Page 25 of Secret Brother


  “Maybe,” I said.

  “Maybe?” He was silent a moment. “You’re not mad at me or anything, are you?”

  “No. I’m just . . . trying to catch my breath. So much is happening, has happened. I want to think about it all quietly.”

  “Right. Think about it,” he said, his voice sharp with annoyance. “Okay, I’ll call you to see if you changed your mind. In the meanwhile, have a good tree thing.”

  I said good-bye and stared at the phone after I hung up.

  What was I doing? There wasn’t a girl in my school who wouldn’t want Aaron Podwell to be her boyfriend. In my mind, I had committed myself more to him than I had to any boy. Why was I blaming him for trying to do the very thing I had told him I wanted to do? Why was I blaming him for caring?

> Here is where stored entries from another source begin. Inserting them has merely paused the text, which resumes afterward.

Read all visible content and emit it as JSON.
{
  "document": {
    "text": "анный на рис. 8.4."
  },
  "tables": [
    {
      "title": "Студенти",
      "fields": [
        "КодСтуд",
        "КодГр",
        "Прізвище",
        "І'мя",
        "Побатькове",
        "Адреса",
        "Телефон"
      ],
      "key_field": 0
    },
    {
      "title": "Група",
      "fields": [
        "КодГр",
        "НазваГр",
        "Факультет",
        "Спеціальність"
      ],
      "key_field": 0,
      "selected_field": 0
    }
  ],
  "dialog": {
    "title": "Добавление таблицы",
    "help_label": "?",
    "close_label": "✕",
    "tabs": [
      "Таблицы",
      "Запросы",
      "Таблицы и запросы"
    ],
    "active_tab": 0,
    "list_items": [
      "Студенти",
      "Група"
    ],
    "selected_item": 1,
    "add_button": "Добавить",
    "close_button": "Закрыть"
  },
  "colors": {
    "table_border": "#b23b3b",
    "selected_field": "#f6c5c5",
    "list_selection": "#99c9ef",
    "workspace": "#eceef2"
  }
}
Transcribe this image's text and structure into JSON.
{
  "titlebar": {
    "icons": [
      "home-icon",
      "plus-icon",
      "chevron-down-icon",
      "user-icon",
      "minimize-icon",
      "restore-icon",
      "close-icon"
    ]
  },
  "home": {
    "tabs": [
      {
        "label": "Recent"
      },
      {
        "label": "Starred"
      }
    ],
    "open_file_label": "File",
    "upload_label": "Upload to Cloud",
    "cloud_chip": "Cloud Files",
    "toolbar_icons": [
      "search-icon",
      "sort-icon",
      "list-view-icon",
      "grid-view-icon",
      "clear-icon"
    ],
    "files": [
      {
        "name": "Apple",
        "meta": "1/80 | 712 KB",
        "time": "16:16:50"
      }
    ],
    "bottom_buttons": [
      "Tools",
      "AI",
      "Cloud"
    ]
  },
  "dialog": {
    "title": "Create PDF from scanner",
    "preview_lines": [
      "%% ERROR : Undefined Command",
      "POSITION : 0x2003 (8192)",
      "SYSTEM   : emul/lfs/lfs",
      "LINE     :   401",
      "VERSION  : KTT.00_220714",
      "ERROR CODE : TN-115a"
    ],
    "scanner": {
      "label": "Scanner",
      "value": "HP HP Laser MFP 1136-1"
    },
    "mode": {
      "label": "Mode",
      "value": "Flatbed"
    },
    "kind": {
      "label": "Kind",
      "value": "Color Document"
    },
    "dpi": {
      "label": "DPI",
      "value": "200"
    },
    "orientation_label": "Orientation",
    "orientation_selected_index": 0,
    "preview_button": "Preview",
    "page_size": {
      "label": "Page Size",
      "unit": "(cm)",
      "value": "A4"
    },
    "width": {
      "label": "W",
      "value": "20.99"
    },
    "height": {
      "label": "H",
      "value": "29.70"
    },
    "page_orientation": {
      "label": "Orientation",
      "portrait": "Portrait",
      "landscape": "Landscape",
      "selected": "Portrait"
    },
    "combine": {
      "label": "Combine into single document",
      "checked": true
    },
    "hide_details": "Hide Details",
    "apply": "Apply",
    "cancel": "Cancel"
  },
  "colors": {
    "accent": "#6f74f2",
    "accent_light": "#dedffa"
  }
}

  Or was I doubting now that he really cared? Did I have more reason to suspect that everything he did was for one purpose, to make it with me, to add me to his list of conquests? Was I getting smarter, wiser about all this?

  All the girls in my class now believed I was one of the most sophisticated among us, that somehow I had leaped beyond them when it came to romance and sex. Certainly, I wouldn’t make any mistakes or be just someone’s little conquest. They assumed too much. I wasn’t the person to go to with a romance question, but I didn’t let them know it, because I was happy that they saw me this way, happy that my ego was being stroked just when I was falling into a deeper and deeper hole of self-pity. It had pushed back the veil of darkness that had threatened to overwhelm and bury me in sorrow.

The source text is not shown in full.